Many bands sink without trace, but it's rarer these days for a band to have seemingly risen without trace. It's a little over a year since London Grammar first posted the track Hey Now online, and it's now had more than 3m plays. Their debut album, which went in at No 2, has sold in excess of 250,000 copies, but it seems to have happened almost by stealth. While Miley Cyrus and Robin Thicke grab the sensationalist headlines, London Grammar have, in the UK at least, outsold them both.

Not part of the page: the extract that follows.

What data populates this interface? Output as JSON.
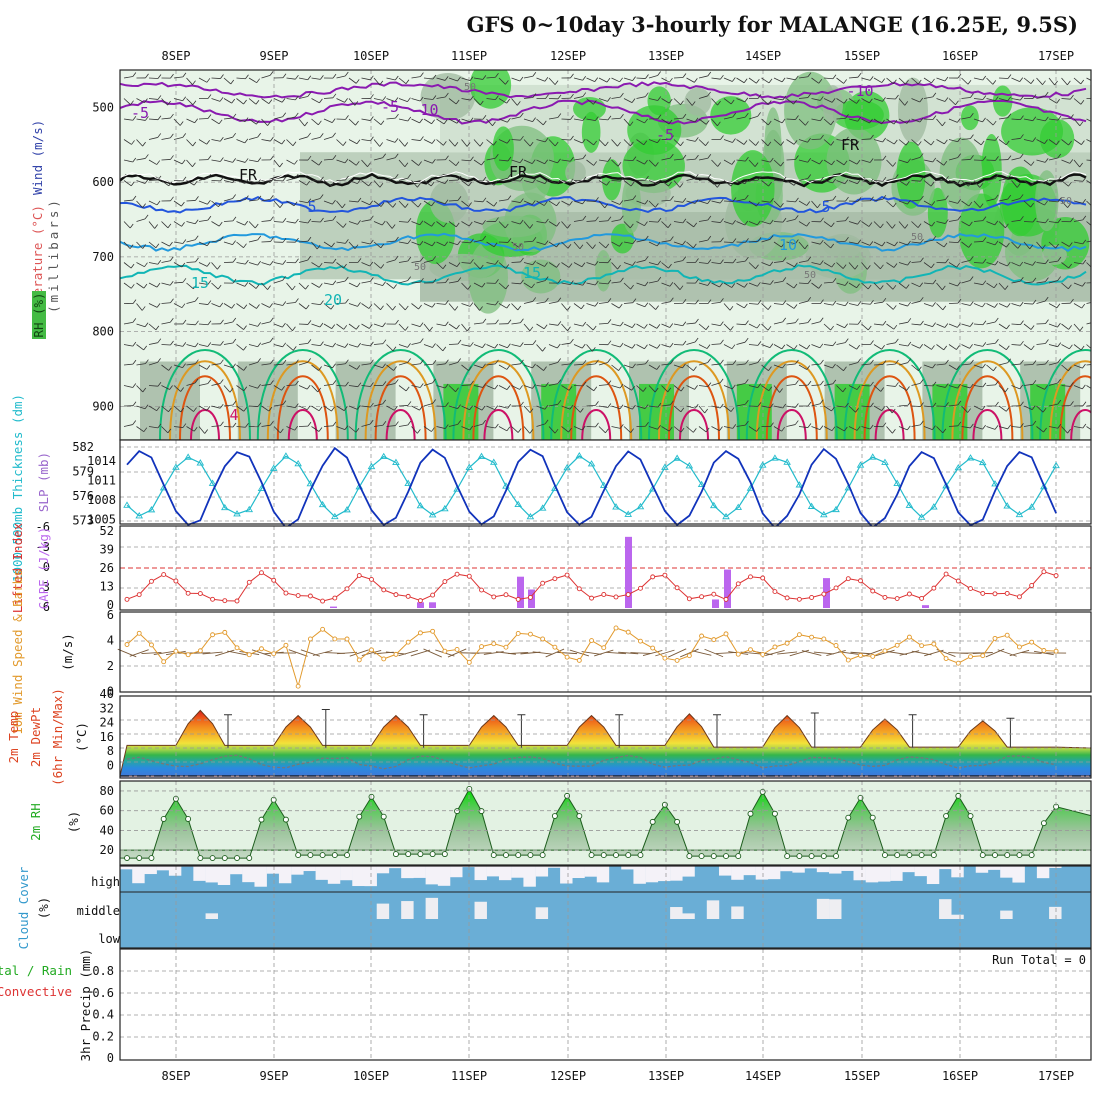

Frontwoman Hannah Reid and guitarist Dan Rothman first met in halls at Nottingham University. They discovered third member Dot Major in the student union. Playing a djembe. (London Grammar were never going to sound like Oasis.) They signed to Ministry of Sound straight from university in 2012, and credit has to go to the label and band's management, Ross Allen and Big Life, for nurturing them until they were ready, even if that took longer than expected. Appropriately titled If You Wait, their debut was released last September, just in time to be eligible for the Mercury prize; surely no coincidence. They were initially tipped to win, then didn't even make the shortlist, but that's probably the only disappointment in their short career.
Tonight they're fresh from a tour of Australia, which has tried to claim them as its own. "They're almost anonymous in their home country," exaggerated the Sydney Morning Herald recently. "Triple J [Australian radio station] was the first radio station in the world to start playing their music."
The show opens not with a bang but with the whisper of the opening notes of the slow-burning Hey Now, and then the first signs of that voice. Reid's vocals have drawn comparisons with Florence Welch from Florence and the Machine, but that does her a slight disservice. While Reid's vocals can be similarly billowy, she has much more subtlety than the bombastic Welch. Her voice may be the focal point for most of the show, but it stops short of coming across as showy.
The band must be bored with the xx comparisons, and although, along with Daughter and James Blake, they're part of the post-xx generation (Generation xx?), London Grammar argue it's more a case of them sharing similar influences than the direct effect of the xx. Live, you can hear echoes of the crepuscular, nocturnal soundscapes of Burial and the post-trip-hop Bristolian influence of Massive Attack and, in particular, Portishead. Also, to a lesser extent Beirut, Radiohead and the National. But a band who cover Chris Isaak are clearly not obsessed with being hip, and the odd guitar lick tonight is more Chris Rea or Mark Knopfler than xx-rated.
The restrained anthem Wasting My Young Years is greeted with the all too common sight of a sea of camera phones held aloft, which seems ironically fitting. If spending a gig filming it on your phone instead of actually immersing yourself in the experience isn't wasting your young years, it's certainly wasting the experience of being at a gig.
I must have seen 100 gigs at this venue over the past 25 years, from the La's to Beastie Boys, but can't recall an atmosphere quite like tonight's. During quieter numbers, such as Interlude and Shyer, there's a polite, almost reverential hush from much of the crowd, followed by a huge cheer after the last note. The crowd is as polite as the music sometimes is.
We don't get the band's cover of Chris Isaak's Wicked Game, but we do get their stripped-back interpretation of Nightcall by French house artist Kavinsky. It's a short set of only 12 songs, which is simply their debut album plus bonus song Darling Are You Gonna Leave Me, on which Dot returns to his djembe, as he does on Flickers. I seem to be in a minority in finding the set a little one-paced, with the majority of the crowd entranced.
London Grammar still seem a little stunned by how quickly this has all happened for them. This is their biggest headline show yet; last time they were in Manchester they played the much smaller Sound Control. On a recce to the Academy they had been shocked at its size, Rothman recounts to the crowd: "It's amazing to think we've filled it with our fans."